Mr. Becker's defeat was a sharp setback for the big labor unions that championed his nomination. He was strongly opposed by business interests and his prospects dimmed when Nebraska Democratic Sen. Ben Nelson came out against him. Mr. Nelson said Monday that the nominee's past statements "strongly indicate" he would "pursue a personal agenda" at the NLRB, "rather than that of the administration." Arkansas Democratic Sen. Blanche Lincoln also voted no.
Richard Trumka, president of labor federation AFL-CIO, called the outcome Washington politics-as-usual and said it was "reprehensible that a minority in the U.S. Senate has blocked an up-or-down vote" on Mr. Becker. Mr. Trumka said he would support President Barack Obama in making recess appointments of critical government posts "if that's what it takes to get around minority delay and obstruction."
Glenn Spencer, executive director of the U.S. Chamber of Commerce's work-force freedom initiative, said the vote reflected opposition to Mr. Becker's "out of-the-mainstream" views about the rights of employers and opposition to a union-backed bill called the Employee Free Choice Act.
Mr. Spencer said a recess appointment of Mr. Becker "would send the wrong signal given the clear lack of support expressed by the Senate."
A White House spokesman declined to comment.
Mr. Becker served as counsel to the Service Employees International Union and the AFL-CIO. He was nominated by Mr. Obama last year for a seat on the NLRB, the independent quasi-judicial federal agency that supervises union elections and referees disputes between employers and employees.
The NLRB has functioned with just two members instead of the normal five for the past two years. The Supreme Court is expected to decide in June whether about 500 decisions the two-person board issued are valid.
The Obama administration has put forward two other nominees. One of them, Mark Pearce, a Democrat, also has a labor-side legal background but has generated less controversy than Mr. Becker. The other nominee, Brian Hayes, a Republican, has represented management clients.
Business groups opposed to Mr. Becker's nomination have cited passages from law-review articles from the mid-1990s. In one he wrote that "employers should be stripped of any legally cognizable interest in their employees' election of representatives." Mr. Becker also suggested, in a 1994 Chicago Law Review article, that the NLRB should protect repeated strikes over worker grievances.

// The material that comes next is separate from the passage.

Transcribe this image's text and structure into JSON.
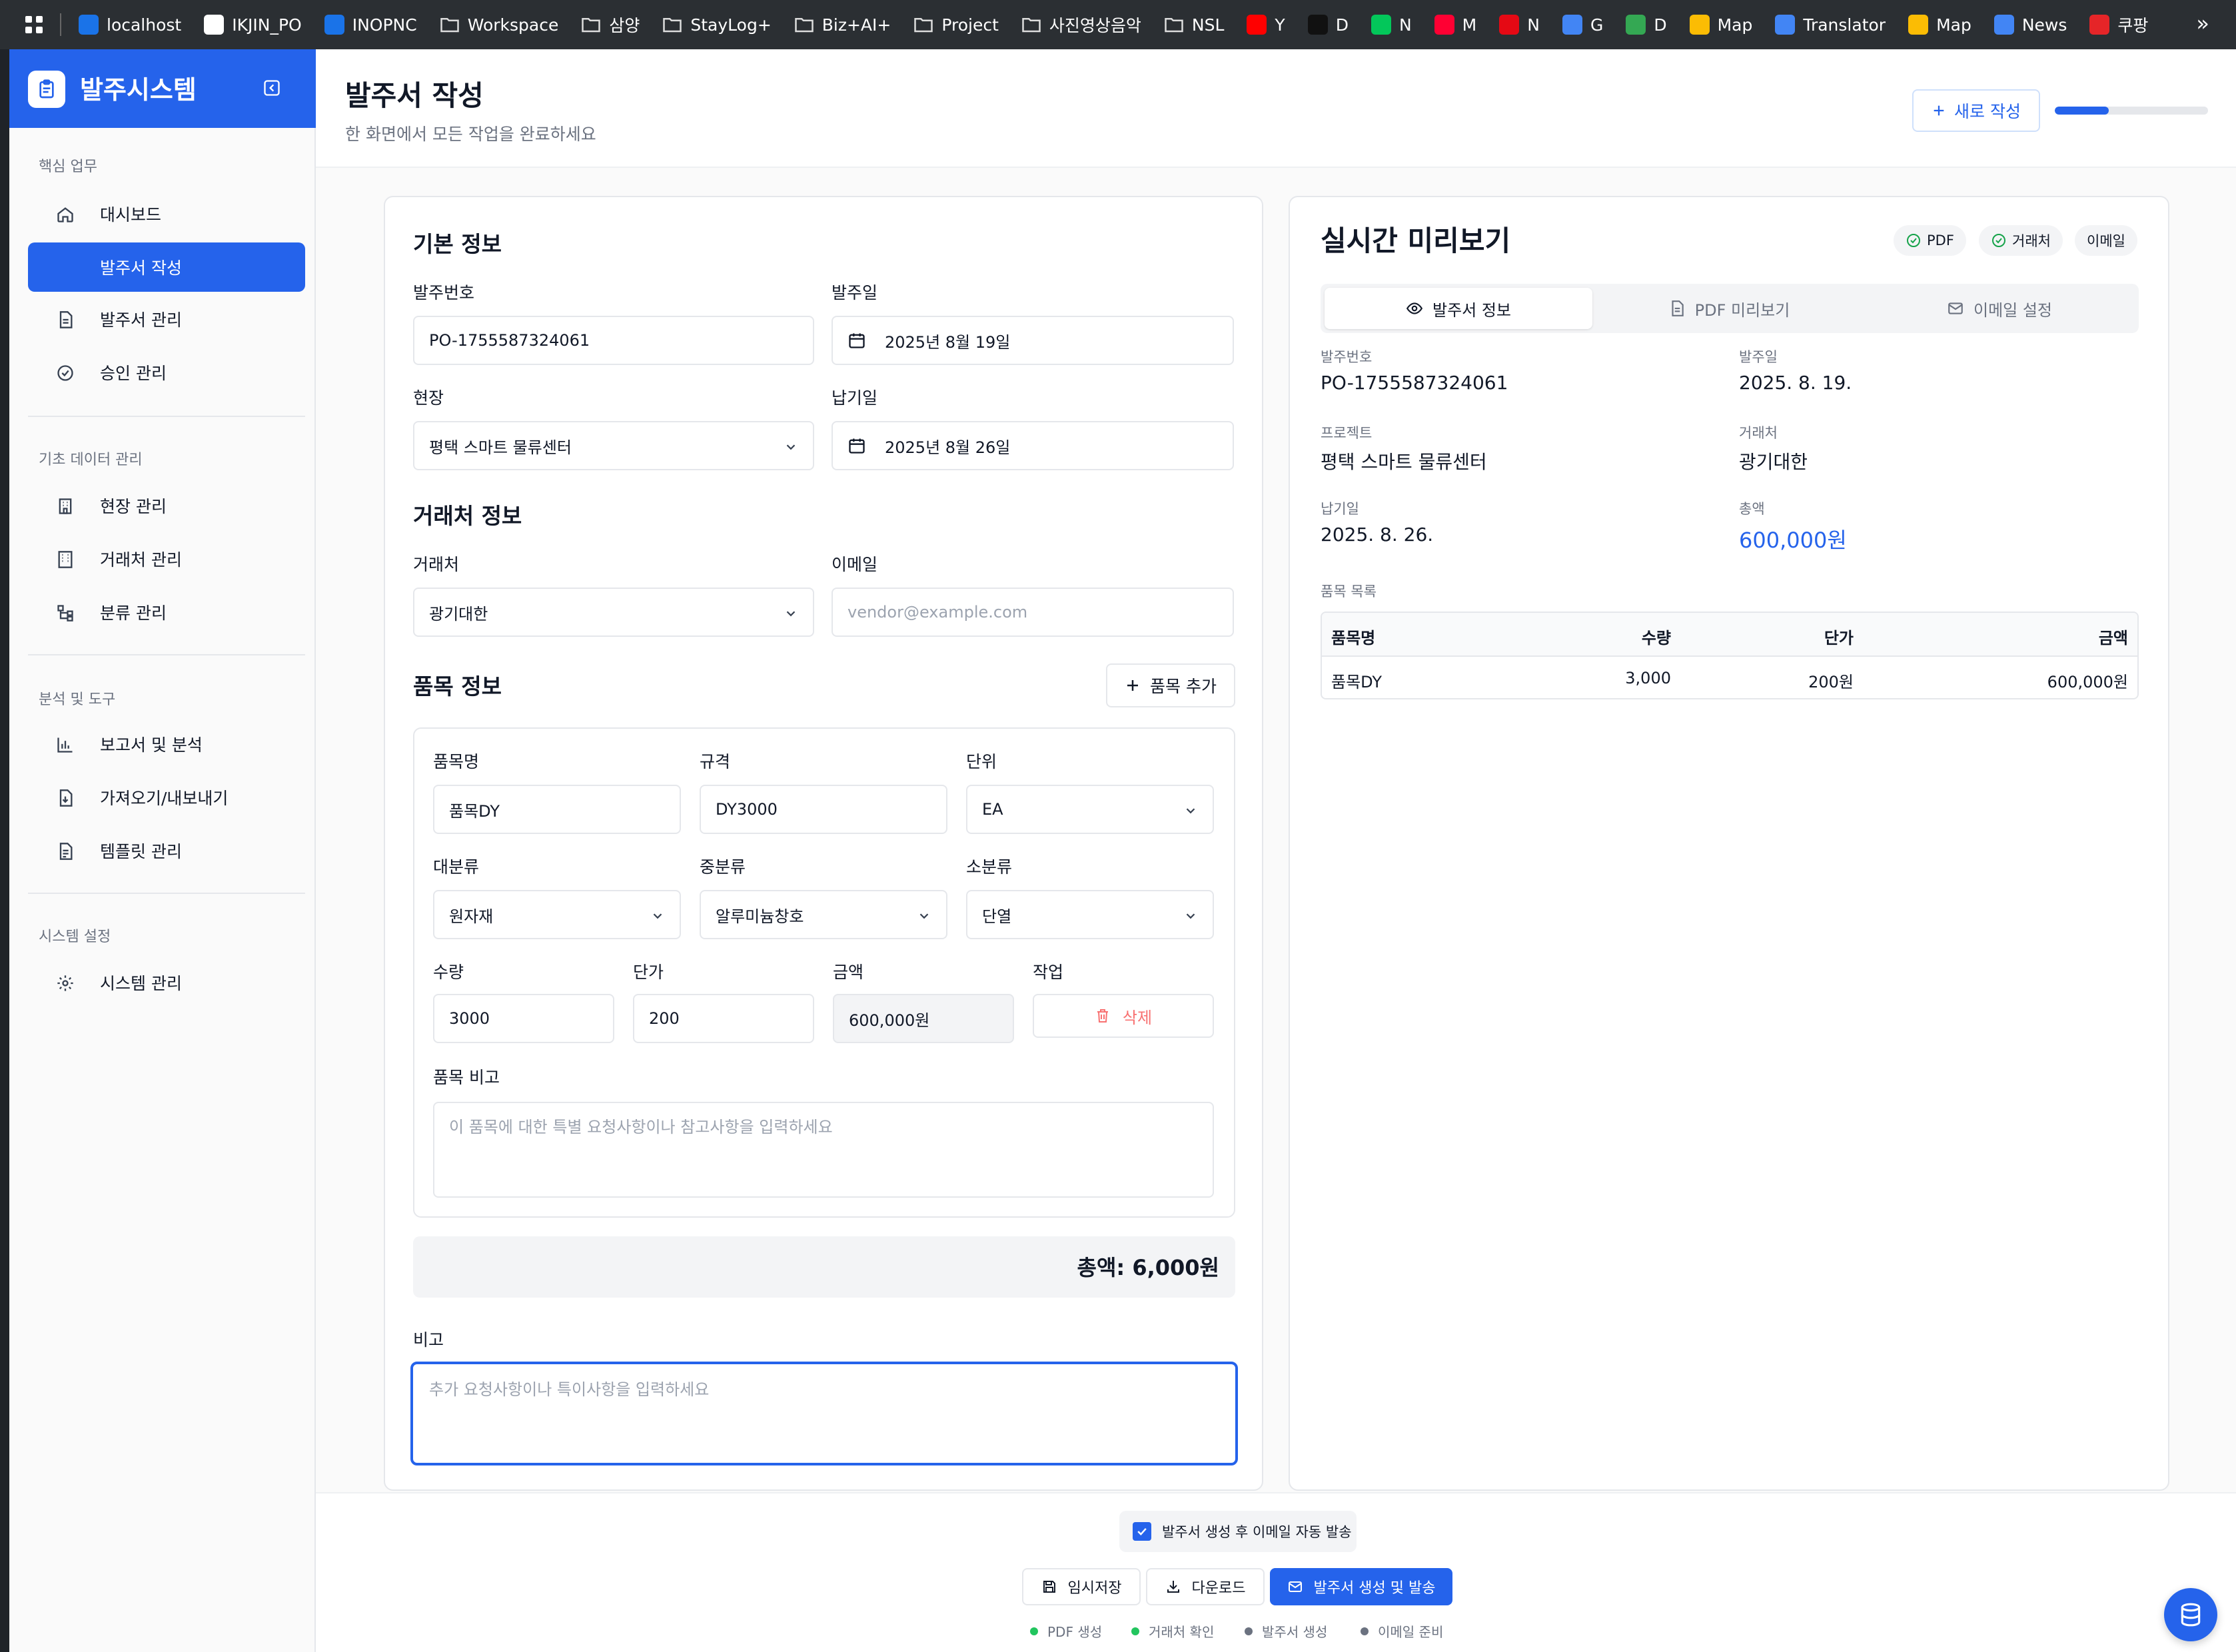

Mr. Becker's nomination got linked to the debate over the Employee Free Choice Act, or "card check" bill. The measure would make it easier for unions to organize by allowing them to bypass secret-ballot elections in favor of a process that requires workers merely to sign cards agreeing to join.
At a hearing earlier this month, Georgia Republican Sen. Johnny Isakson expressed concern that Mr. Becker's legal writings "indicated a belief that the NLRB has the power to make some of the dramatic changes in the card-check bill" even if it doesn't pass.
Mr. Becker suggested he now doesn't believe the board could take such steps.